In a script about graph theory is written that the graph has girth $5$ which is pretty easy to see. Anyway the proof is the following:
- no $1$ or $2$ circles
- $3$ circles: it has to exist $3$ in pairs disjoint sets of $2$ elements (do not exist)
- $4$ circles: can be shown by showing that the neighborhood of any pair of two non adjacent nodes has exactly one common neighbor
- $5$ cirlces: easy to see
My problem are the 3 circles, I don't know how to prove the argument. It is turning in my head and I can't solve it...
There is a nice trick here: the Petersen graph is a Kneser graph, precisely $\text{KG}(5,2)$, so the vertices can be seen as the $2$-subsets of $\{1,2,3,4,5\}$, connected through an edge iff they represent disjoint subsets. If there was a $3$-cycle in the Petersen graph, there would be $3$ mutually disjoint $2$-subsets of $\{1,2,3,4,5\}$, but that is clearly impossible since $5<6$.

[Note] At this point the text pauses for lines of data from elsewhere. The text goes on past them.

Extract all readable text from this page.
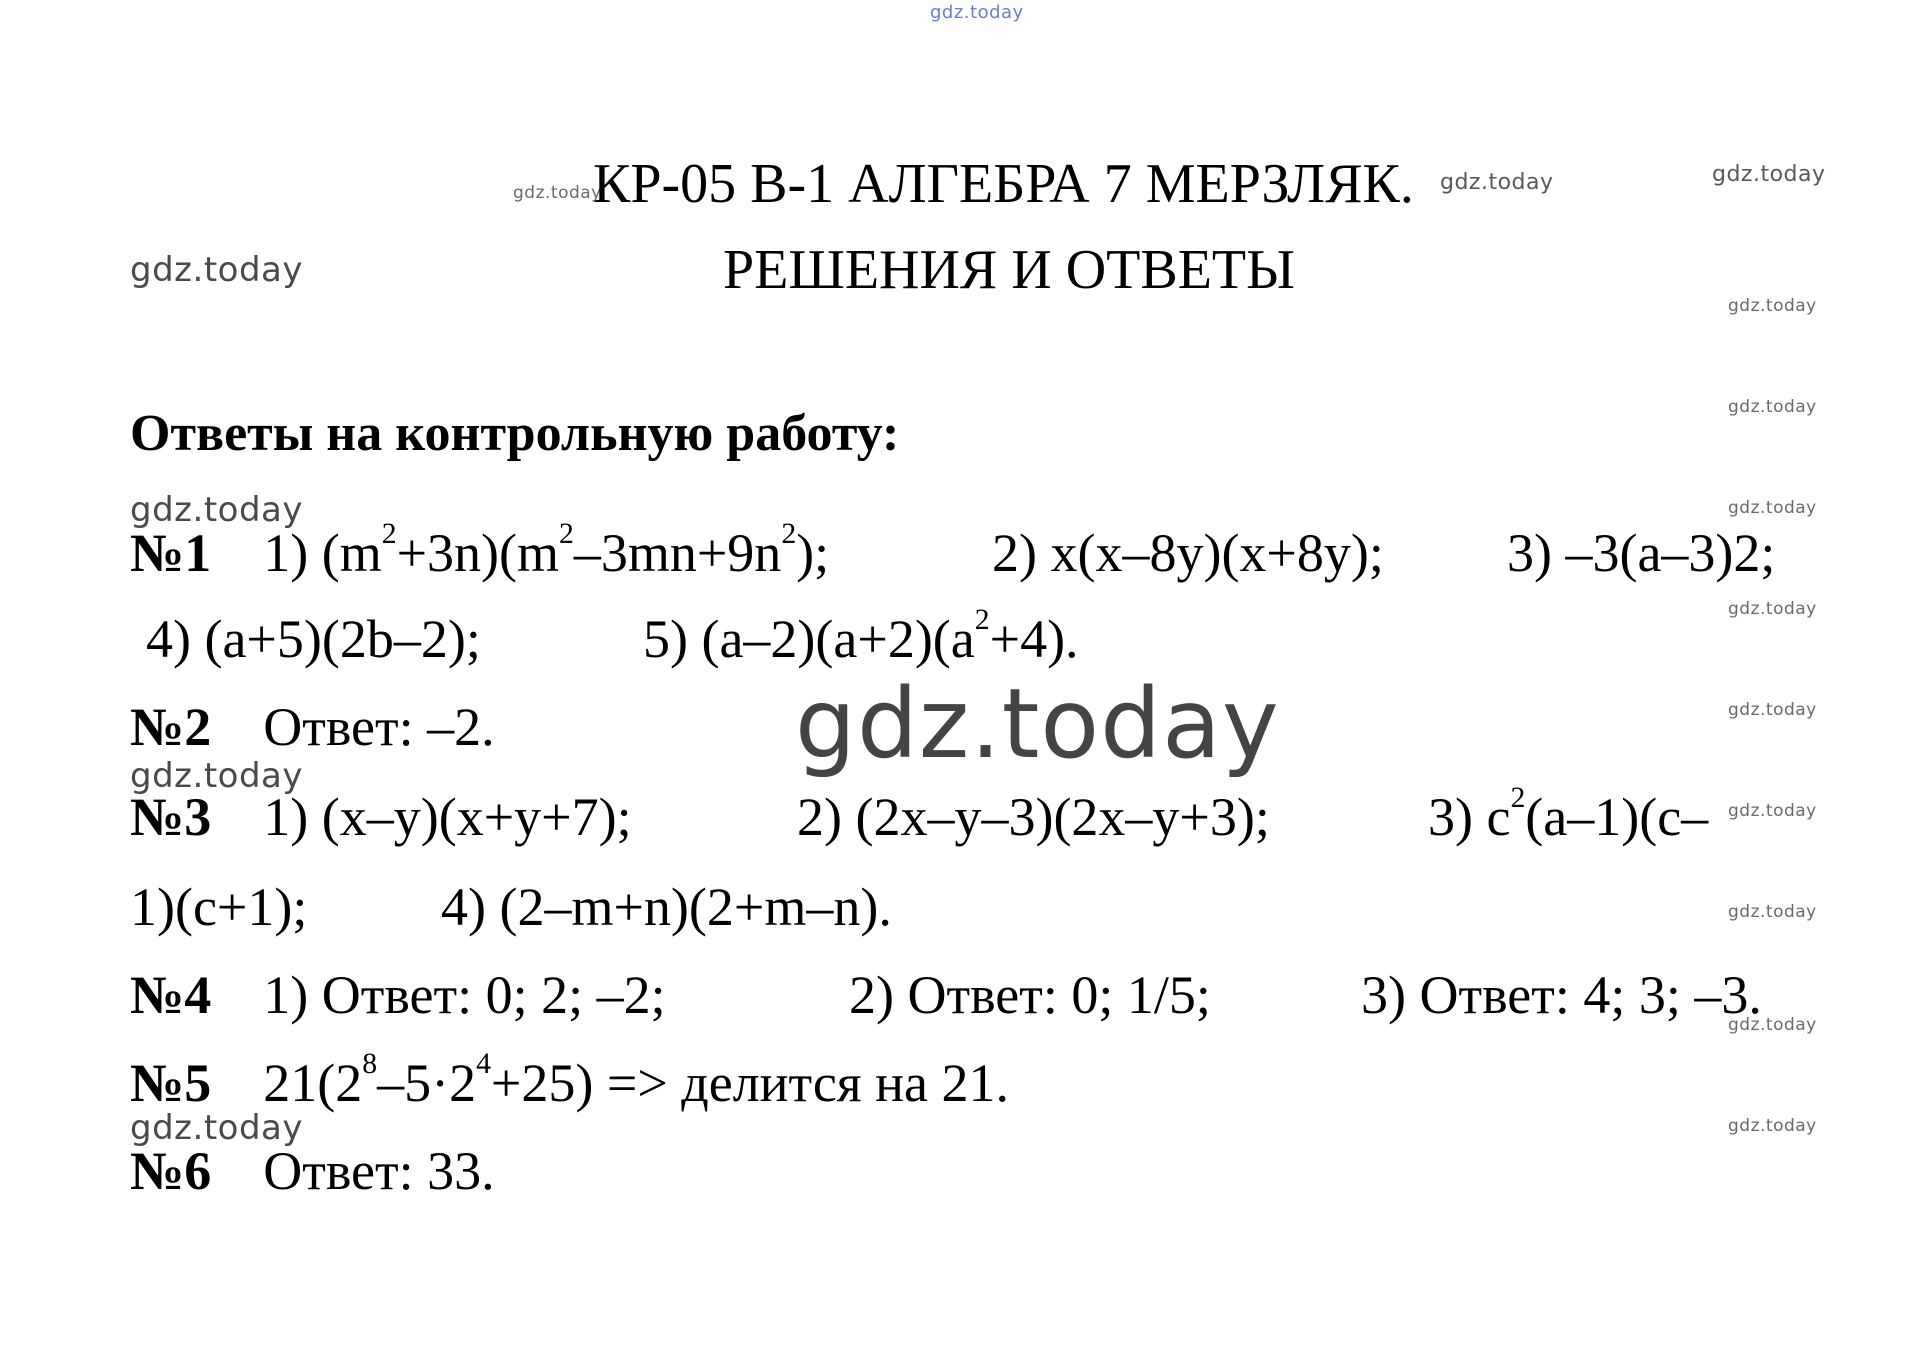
gdz.today
gdz.today	gdz.today	gdz.today
gdz.today
gdz.today
gdz.today
gdz.today	gdz.today
gdz.today
gdz.today	gdz.today
gdz.today
gdz.today
gdz.today
gdz.today
gdz.today
gdz.today
КР-05 В-1 АЛГЕБРА 7 МЕРЗЛЯК.
РЕШЕНИЯ И ОТВЕТЫ
Ответы на контрольную работу:
№1 1) $(m^2+3n)(m^2-3mn+9n^2)$;	2) x(x–8y)(x+8y); 3) –3(a–3)2;
4) (a+5)(2b–2);	5) $(a-2)(a+2)(a^2+4)$.
№2 Ответ: –2.
№3 1) (x–y)(x+y+7);	2) (2x–y–3)(2x–y+3);	3) $c^2(a-1)(c-$
1)(c+1); 4) (2–m+n)(2+m–n).
№4 1) Ответ: 0; 2; –2;	2) Ответ: 0; 1/5;	3) Ответ: 4; 3; –3.
№5 $21(2^8-5\cdot 2^4+25)$ => делится на 21.
№6 Ответ: 33.
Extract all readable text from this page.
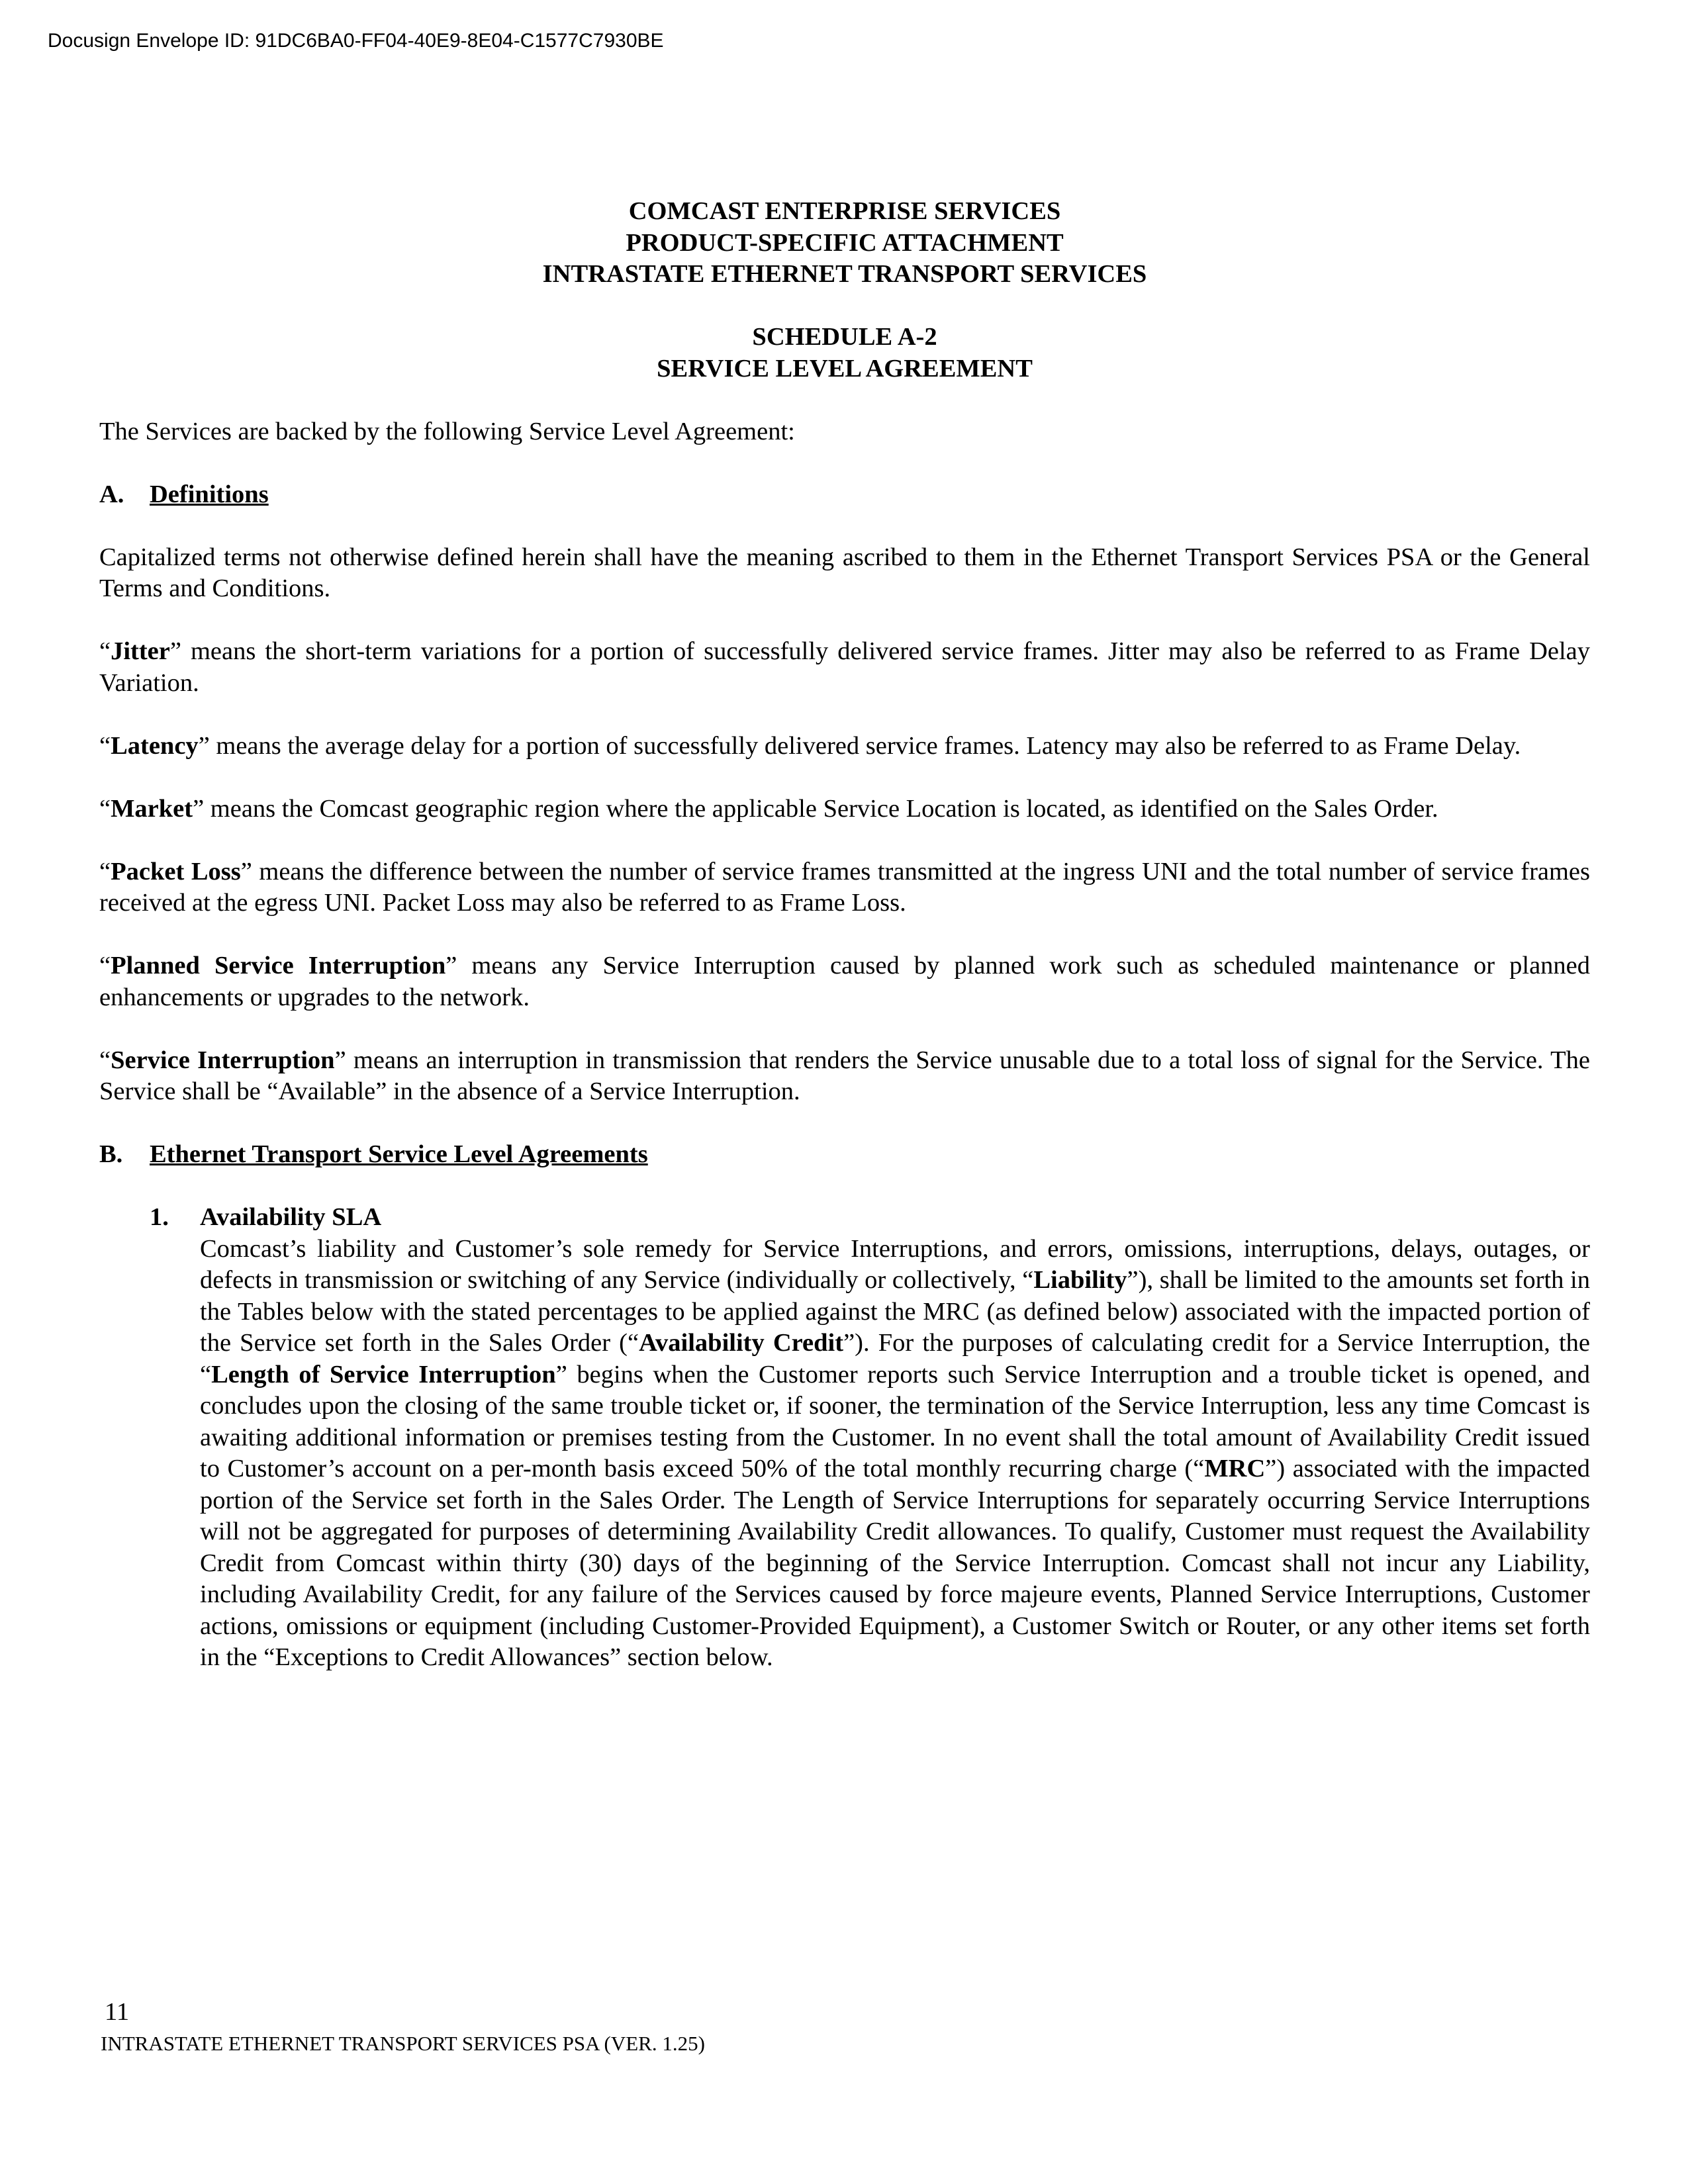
Docusign Envelope ID: 91DC6BA0-FF04-40E9-8E04-C1577C7930BE
COMCAST ENTERPRISE SERVICES
PRODUCT-SPECIFIC ATTACHMENT
INTRASTATE ETHERNET TRANSPORT SERVICES
SCHEDULE A-2
SERVICE LEVEL AGREEMENT

The Services are backed by the following Service Level Agreement:

A. Definitions

Capitalized terms not otherwise defined herein shall have the meaning ascribed to them in the Ethernet Transport Services PSA or the General Terms and Conditions.

“Jitter” means the short-term variations for a portion of successfully delivered service frames. Jitter may also be referred to as Frame Delay Variation.

“Latency” means the average delay for a portion of successfully delivered service frames. Latency may also be referred to as Frame Delay.

“Market” means the Comcast geographic region where the applicable Service Location is located, as identified on the Sales Order.

“Packet Loss” means the difference between the number of service frames transmitted at the ingress UNI and the total number of service frames received at the egress UNI. Packet Loss may also be referred to as Frame Loss.

“Planned Service Interruption” means any Service Interruption caused by planned work such as scheduled maintenance or planned enhancements or upgrades to the network.

“Service Interruption” means an interruption in transmission that renders the Service unusable due to a total loss of signal for the Service. The Service shall be “Available” in the absence of a Service Interruption.

B. Ethernet Transport Service Level Agreements
1. Availability SLA

Comcast’s liability and Customer’s sole remedy for Service Interruptions, and errors, omissions, interruptions, delays, outages, or defects in transmission or switching of any Service (individually or collectively, “Liability”), shall be limited to the amounts set forth in the Tables below with the stated percentages to be applied against the MRC (as defined below) associated with the impacted portion of the Service set forth in the Sales Order (“Availability Credit”). For the purposes of calculating credit for a Service Interruption, the “Length of Service Interruption” begins when the Customer reports such Service Interruption and a trouble ticket is opened, and concludes upon the closing of the same trouble ticket or, if sooner, the termination of the Service Interruption, less any time Comcast is awaiting additional information or premises testing from the Customer. In no event shall the total amount of Availability Credit issued to Customer’s account on a per-month basis exceed 50% of the total monthly recurring charge (“MRC”) associated with the impacted portion of the Service set forth in the Sales Order. The Length of Service Interruptions for separately occurring Service Interruptions will not be aggregated for purposes of determining Availability Credit allowances. To qualify, Customer must request the Availability Credit from Comcast within thirty (30) days of the beginning of the Service Interruption. Comcast shall not incur any Liability, including Availability Credit, for any failure of the Services caused by force majeure events, Planned Service Interruptions, Customer actions, omissions or equipment (including Customer-Provided Equipment), a Customer Switch or Router, or any other items set forth in the “Exceptions to Credit Allowances” section below.

11
INTRASTATE ETHERNET TRANSPORT SERVICES PSA (VER. 1.25)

In general, $\text{KG}(n,k)$ is triangle-free iff $n<3k$. Given Lovasz' theorem on the chromatic number of Kneser's graphs, $\chi(\text{KG}(n,k))=n-2k+2$, we have that there are triangle-free graphs with an arbitrarily large chromatic number. This fact is usually proved through Mycielski's construction, but there are many other interesting approaches.